Même si en ce moment, les parents sont eux aussi démoralisés et assommés de contraintes, se projeter positivement dans son samedi-dimanche pourrait bien être le début de la fin de la chute. "Il faut un projet de mouvement, organiser des activités physiques, inventer, fabriquer, jouer, sortir prendre l'air. Actuellement, un enfant qui porte des lunettes, un bonnet et un masque est complètement enfermé." Alors c'est peut-être ce qu'il faut faire pour sortir de ces vendredis qui annoncent des week-end tristes, au point où certains enfants en tombent malade. Bouger, même sur un balcon, une terrasse, sauter à la corde, faire de la gym, inventer une histoire, imaginer un futur voyage..."Etre dans l'élan de la vie" suggère la psychologue pour enfants. "L'enfant a besoin de l'imaginaire, où il reprend le contrôle." Voilà, on on en sait peut-être un peu plus sur ces mystérieux malaises dans les écoles et peut-être même comment les éviter ou du moins les réduire. Bientôt carnaval. On peut commencer à fabriquer soi-même son déguisement, son masque. Un autre bien sûr que celui qu'on porte actuellement. Un autre, qui nous fera rêver.

Des phénomènes similaires, ailleurs en France 

Dans le Vaucluse, une école a été fermée à « cause d’un mystérieux phénomène »  apprend-on dans lefigaro.fr. Là-bas, des parents s’inquiètent du port prolongé du masque pour leurs enfants. Serait-il à l’origine de ces malaises, voire d’une intoxication ? un collectif de parents aurait que «Le taux d'oxygène des élèves mesuré par le médecin scolaire par un oxymètre confirme un taux en dessous de la norme». La réouverture de l'établissement serait prévue pour le lundi 15 février. "En attendant, l'agence régionale de santé préconise une surveillance sanitaire renforcée des enfants." conclut l'article. 

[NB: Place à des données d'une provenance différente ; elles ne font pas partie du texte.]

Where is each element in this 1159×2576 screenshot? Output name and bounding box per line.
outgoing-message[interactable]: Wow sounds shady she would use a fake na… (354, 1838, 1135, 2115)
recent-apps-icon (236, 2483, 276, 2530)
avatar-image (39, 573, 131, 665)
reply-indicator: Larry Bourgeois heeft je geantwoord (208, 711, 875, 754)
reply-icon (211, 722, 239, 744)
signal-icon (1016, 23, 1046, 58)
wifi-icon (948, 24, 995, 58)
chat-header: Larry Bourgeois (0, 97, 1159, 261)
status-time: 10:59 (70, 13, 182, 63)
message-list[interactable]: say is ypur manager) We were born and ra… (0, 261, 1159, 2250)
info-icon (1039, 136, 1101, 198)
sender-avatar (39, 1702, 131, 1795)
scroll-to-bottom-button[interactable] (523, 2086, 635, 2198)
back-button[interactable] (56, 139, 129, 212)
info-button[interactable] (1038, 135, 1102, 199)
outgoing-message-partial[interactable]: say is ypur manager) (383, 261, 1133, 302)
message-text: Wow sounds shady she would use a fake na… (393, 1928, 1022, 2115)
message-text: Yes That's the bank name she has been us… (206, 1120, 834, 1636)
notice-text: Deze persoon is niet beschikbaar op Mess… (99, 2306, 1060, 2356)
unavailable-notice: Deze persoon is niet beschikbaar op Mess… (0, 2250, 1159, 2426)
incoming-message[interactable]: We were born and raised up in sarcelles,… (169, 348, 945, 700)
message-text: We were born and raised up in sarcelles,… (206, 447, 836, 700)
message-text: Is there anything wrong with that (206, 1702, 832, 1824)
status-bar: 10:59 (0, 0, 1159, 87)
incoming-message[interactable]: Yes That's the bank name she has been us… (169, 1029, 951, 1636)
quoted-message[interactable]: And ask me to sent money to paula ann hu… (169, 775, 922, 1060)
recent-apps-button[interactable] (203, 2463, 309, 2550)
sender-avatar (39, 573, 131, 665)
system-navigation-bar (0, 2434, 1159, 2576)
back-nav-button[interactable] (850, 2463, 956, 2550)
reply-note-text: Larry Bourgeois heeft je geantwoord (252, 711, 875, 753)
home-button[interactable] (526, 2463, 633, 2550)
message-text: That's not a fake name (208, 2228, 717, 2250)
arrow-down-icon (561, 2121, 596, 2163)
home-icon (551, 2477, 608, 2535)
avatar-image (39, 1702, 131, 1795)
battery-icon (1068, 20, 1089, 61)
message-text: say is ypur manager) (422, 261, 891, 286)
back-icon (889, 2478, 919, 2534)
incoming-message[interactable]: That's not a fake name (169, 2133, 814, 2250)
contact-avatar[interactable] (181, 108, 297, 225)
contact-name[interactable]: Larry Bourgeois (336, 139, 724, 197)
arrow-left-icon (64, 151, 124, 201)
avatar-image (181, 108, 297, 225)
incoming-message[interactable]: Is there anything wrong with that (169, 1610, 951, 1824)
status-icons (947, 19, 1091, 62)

Près de Toulouse plusieurs dizaines de cas ont été relevés, comprenant cette fois aussi des parents, mais tout aurait démarré dans une école. Des analyses bactériologiques ont été faites et là aussi l’Agence régionale de Santé indique que "l’hypothèse d’une intoxication par l’eau est écartée." Par contre l'analyse de "plats témoins" prélevés à la cantine est encore en cours.

De nouvelles pistes à Kogenheim 

A Kogenheim dans le Bas-Rhin, où la situation reste également inexpliquée à la mi-février, de nouvelles recherches sont en cours et le maire a peut-être une nouvelle piste. Face à l’inexpliqué de l’événement survenu à l’école élémentaire du groupe René Cassin, dans sa commune, le maire de Kogenheim a pris de nouvelles mesures. (Des traces de monoxyde de carbone avait été relevés sur 22 élèves et 6 adultes, grâce à un appareil de mesure, utilisé par les pompiers, mais les prises de sang faites dans la foulée, n’avaient pas révélé de présence de monoxyde, et il n'y en n'avait pas traces non plus dans les bâtiments.) Le maire a fait appel a une société spécialisée dans la mesure de tous types de pollutions dans l'air, comme les formaldéhydes qui s'échappent pendant longtemps des peintures, des meubles, des murs et des sols. Les mesures sont en cours. Un spécialiste des phénomènes liés aux différences de pressions atmosphériques a également été sollicité.